Arts

Superorganism wows at the Majestic with eccentric, captivating theatricality

Superorganism is based in London, but includes members from England, Japan, South Korea, Australia and New Zealand. Image By: Courtesy of Interview Magazine

Superorganism is a well-oiled machine (assuming in this metaphor that machines are coalitions of incredibly theatrical, talented and artistic people and “well-oiled” refers to their well-put-togetherness and not to the amount of oil on them). The quirky octet displayed their musicianship with a multi-faceted and highly entertaining show at the Majestic on May 1.

The intimate venue of the night provided extensive opportunities for intense eye contact and awkward audience participation for the opener, Simpson, who took full advantage of the proximity and vulnerability of audience members. In between her cheese-fest of Wisconsin jokes, the singer from California called out individual crowd members in uncomfortable attempts to get everyone to dance and have a good time. 

This over-enthusiastic camp-counselor shtick and some self-deprecating jokes hinted that Simpson wasn’t actually very confident in her music, feeling the need to force a relationship with the crowd instead of trusting it to happen naturally. While her music was enjoyable, her persona and comfort on stage are going to need to develop some more before Simpson “makes it.”

When it finally came time for the main event, Superorganism did not disappoint. They made a grand entrance featuring sparkly capes and projections, starting off with their self-titled (sans some vowels) song, “Sprorgnsm.”

The group’s style felt very retro. Their clothes, side-step dancing and overall energy were reminiscent of ‘70s flower children, even though their entire back story, style of music and most elements of their production are quite modern.

The musicians of Superorganism joined forces in a pointedly contemporary way, online. They produced their first song without having all met each other in person. Impressively, this song, “Something for your M.I.N.D.,” whose existence is largely thanks to Facebook, is one of the group’s biggest hits.

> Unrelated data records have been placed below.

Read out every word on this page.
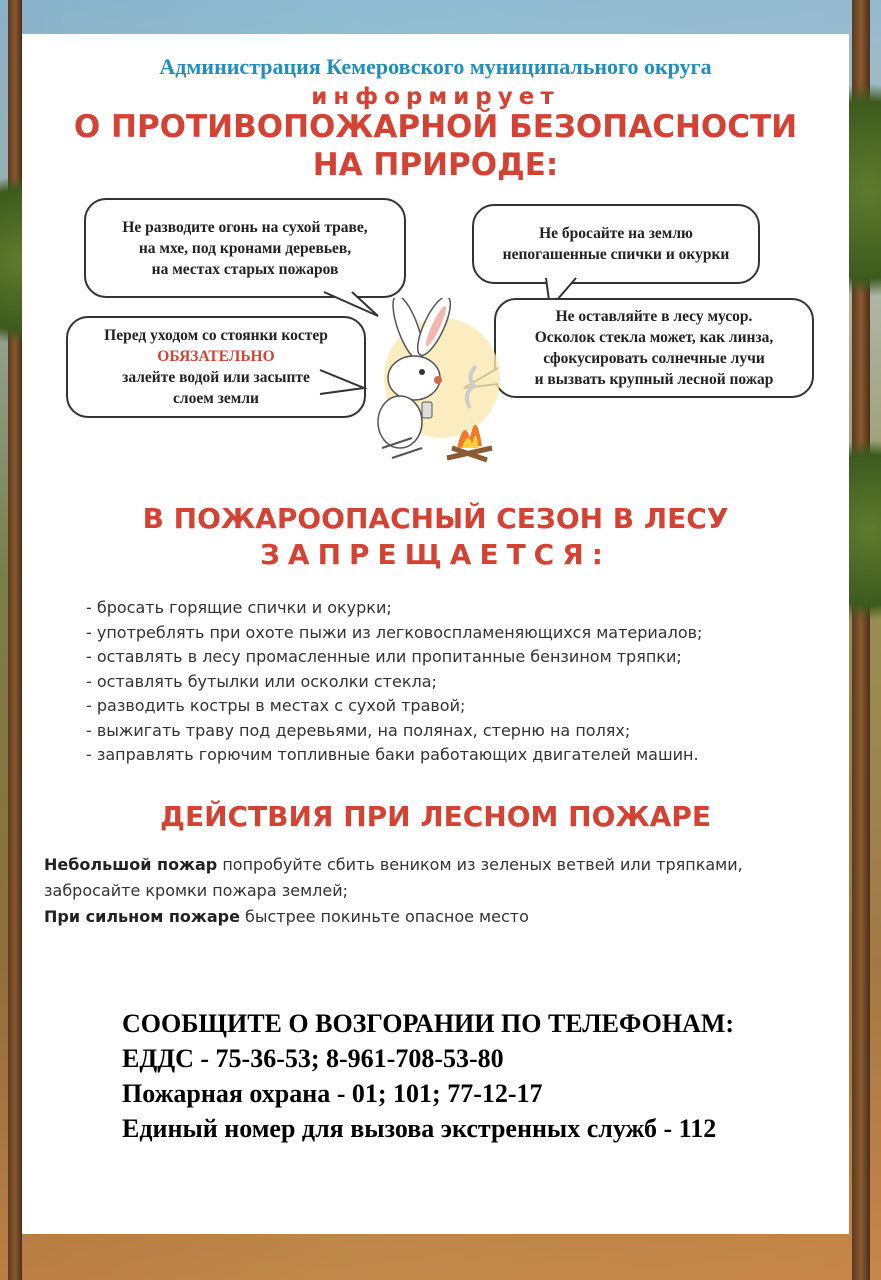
Администрация Кемеровского муниципального округа
информирует
О ПРОТИВОПОЖАРНОЙ БЕЗОПАСНОСТИ
НА ПРИРОДЕ:
Не разводите огонь на сухой траве,
на мхе, под кронами деревьев,
на местах старых пожаров
Не бросайте на землю
непогашенные спички и окурки
Перед уходом со стоянки костер
ОБЯЗАТЕЛЬНО
залейте водой или засыпте
слоем земли
Не оставляйте в лесу мусор.
Осколок стекла может, как линза,
сфокусировать солнечные лучи
и вызвать крупный лесной пожар
В ПОЖАРООПАСНЫЙ СЕЗОН В ЛЕСУ
ЗАПРЕЩАЕТСЯ:
- бросать горящие спички и окурки;
- употреблять при охоте пыжи из легковоспламеняющихся материалов;
- оставлять в лесу промасленные или пропитанные бензином тряпки;
- оставлять бутылки или осколки стекла;
- разводить костры в местах с сухой травой;
- выжигать траву под деревьями, на полянах, стерню на полях;
- заправлять горючим топливные баки работающих двигателей машин.
ДЕЙСТВИЯ ПРИ ЛЕСНОМ ПОЖАРЕ
Небольшой пожар попробуйте сбить веником из зеленых ветвей или тряпками,
забросайте кромки пожара землей;
При сильном пожаре быстрее покиньте опасное место
СООБЩИТЕ О ВОЗГОРАНИИ ПО ТЕЛЕФОНАМ:
ЕДДС - 75-36-53; 8-961-708-53-80
Пожарная охрана - 01; 101; 77-12-17
Единый номер для вызова экстренных служб - 112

Superorganism has a distinct style of music which combines electronic elements and sound effects with an indie pop vocal style. Watching the group produce some of the sound effects in person was a fun element of their live performance and showed just how much production went into their more involved songs. 

Their use of props, unconventional instrument and artistic projections all added to the group’s fun aura. While it was evident that this group takes itself seriously, considering that every element of the show felt thoroughly thought-out and original, I liked that they didn’t take themselves too seriously. I got the sense that they were a group of people having fun with music, unconcerned with following norms or fitting the status quo.

The lead singer, Orono Noguchi, has an adorably deadpan sense of humor and an admittedly pretty regular singing voice. Her dry personality was forefront in their most popular “Everybody Wants To Be Famous” music video and in my opinion, a huge draw of the video. Her stoic expression paired with the iconic Buddy Holly sunglasses make her a mysterious and engrossing subject of interest. And while she’s no Beyonce vocally, her dispassionate style of singing is a perfect counterpart to all the bells and whistles of Superorganism.

Noguchi was a fascinating live performer as well. I’ve never seen someone so blank and inexpressive have such a strong stage presence. She had almost a magical energy and magnetic draw to her. 

Swaying behind her were back-up singers, B, Ruby and Soul. Their faces contrasted Noguchi’s by being expressive throughout the show, and their synchronized disco-inspired dance moves felt very wholesome and added to the retro energy of the show.

The group was able to perform most of the ten songs on their debut self-titled album from 2018. “The Prawn Song” was one of the most memorable and worthwhile songs to hear live. This carefree song, sung from the perspective of one of the ocean’s smallest and simplest creatures was a ray of positive energy and a joy to dance to. 

Other than their album, Superorganism has released several covers, embedding songs such as “Havana” by Camila Cabello and “Congratulations” by Post Malone with all of their wonderful peculiarities. At the Majestic show, the group also performed their original song “Hello Me & You,” which was featured in “The LEGO Movie 2.” This song featured B on lead vocals, and her soft indie voice was incredibly easy on the ears.

The musicians ended the show with a double whammy of hits, finishing strong with “Everybody Wants to be Famous,” and then coming back for an encore performance of “Something for your M.I.N.D.” It wasn’t a super long show, but it felt just right. They had built momentum all night long until the climactic “Everybody Wants To Be Famous” which had everyone moving and singing. The encore performance was far from obligatory, but audience members truly craved one more song to wind down the night. 

The eccentric group of international musicians that is Superorganism put on a lively show for Madison. They were not only funny, original and adorable but also thoroughly rehearsed and thoughtful about every detail of the show. It was a fun, artistic, silly, modern, retro, adjective-defying, completely entertaining night.